Malgré l’absence du castrat Gargana, la répétition générale a lieu au deuxième acte, le plus amusant et le plus enlevé des trois, à lui seul une véritable aubaine pour un metteur en scène. Calzabigi épingle en une heure tous les défauts inhérents au genre, notamment l’air de comparaison, qui évoque des dauphins et des thons, ou l’invraisemblable et interminable air du suicide que répète Détonante, qui a besoin d’une coupe pour se mettre en situation – faute de celle-ci, elle utilisera un encrier. Quant à la première, elle se tient au troisième acte. Dans le public, des spectateurs expriment leur mécontentement, certains quittant leur siège en pestant contre l’amateurisme des artistes et les boursouflures de l’ouvrage – même le directeur général de la Monnaie se prête au jeu. La représentation, ridicule et grandiloquente, cesse donc abruptement après seulement l’Ouverture et trois airs. Dans les coulisses, la troupe se dispute de nouveau suite à cet échec, les mères des trois divas, Caverna, Befana et Bragherona, se mêlant, elles aussi, à cette empoignade. Soudain, le compositeur annonce que Fallito a pris la fuite avec la caisse et tous maudissent les imprésarios et leurs descendants.

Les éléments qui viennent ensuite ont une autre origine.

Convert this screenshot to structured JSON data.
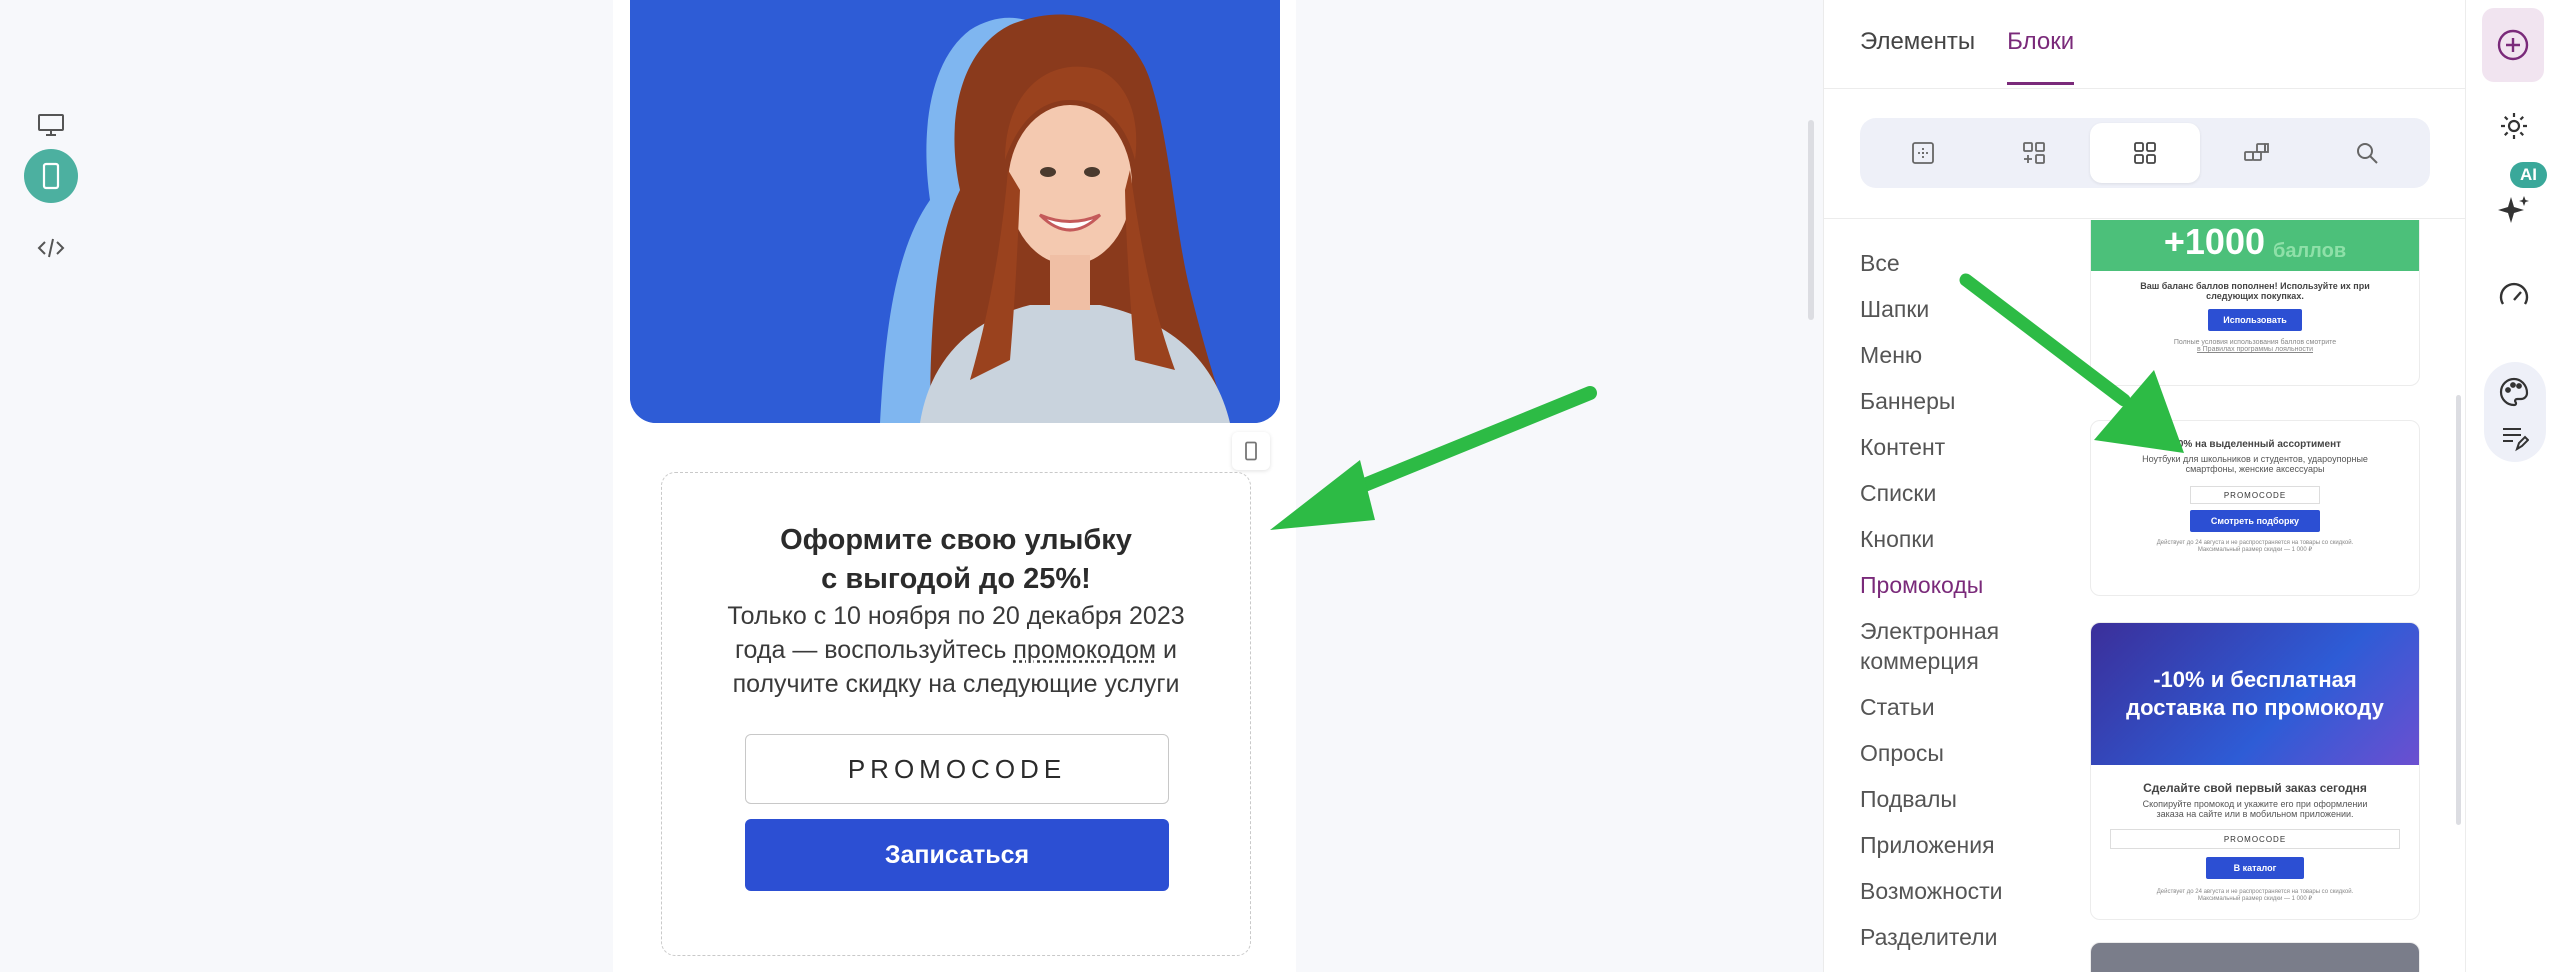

La scénographie de Patrick Kinmonth, qui a conçu, il y a un an, les décors et les costumes d’Alcina et de Tamerlano, exploite bien le potentiel du Cirque royal: deux tréteaux, séparés d’une passerelle, de part et d’autre de laquelle se répartit l’orchestre, la représentation avortée d’Oranzebe se déroulant sur celui du fond, dans un décor de carton-pâte très ordinaire. Vive et précise, conférant beaucoup de justesse aux situations et de relief aux personnages, la direction d’acteur anime cette comédie sans vulgarité, l’humour restant le plus souvent subtil, en tout cas jamais vulgaire, un piège dans lequel maint metteur en scène moins inspiré serait probablement tombé. La toute fin, cependant, trop excessive, s’essouffle et se disperse.


La Monnaie, qui a pu compter sur l’implication de nombreux spectateurs, amenés à siffler, à huer, à invectiver les artistes sur scène au troisième acte, a réuni, pour l’occasion, une distribution soudée, chacun se montrant aussi bon chanteur que comédien. Il faudrait tous les citer mais quelques-uns se distinguent grâce à leur implication et à leur virtuosité, Gassmann n’épargnant pas certains rôles auxquels échoient de redoutables airs: Mario Zeffiri (Ritornello), Pietro Spagnoli (Delirio), Marcos Fink (Fallito), Alex Penda (Stonatrilla) et Sunhae Im (Porporina) composent de savoureux personnages et jouent la carte de l’ironie sans trivialité, certains faisant preuve d’un humour ravageur. Impayables aussi, les trois mères, deux d’entre elles barbues comme Conchita Wurst, et qui passent une bonne partie de leur temps dans les loges disposées autour du plateau.


Le mérite de cette redécouverte revient à René Jacobs qui explique, dans les copieuses notes de programme, avoir d’emblée été séduit par le livret, avant de prendre connaissance de la musique, déjà exécutée, il y a plus de dix ans, à Schwetzingen, Berlin et Paris – le chef a effectué une révision de l’ouvrage mais le programme n’apporte pas d’informations à ce sujet. Il lui arrive même d’en remontrer aux chanteurs ou de laisser la baguette à Sospiro, pour un résultat, évidemment, calamiteux. Sa direction experte convainc du potentiel de l’ouvrage, les musiciens de B’Rock, renforcés par des membres de l’Orchestre de la Monnaie, se prêtant au jeu de bonne grâce, certains se montrant même facétieux, notamment lors d’un concours avec Porporina pour jouer à produire les plus haut aigus. Il y aura encore d’autres productions d’ici le retour au théâtre mais celle-ci deviendra probablement l’emblème de la très originale saison «hors les murs» de la Monnaie.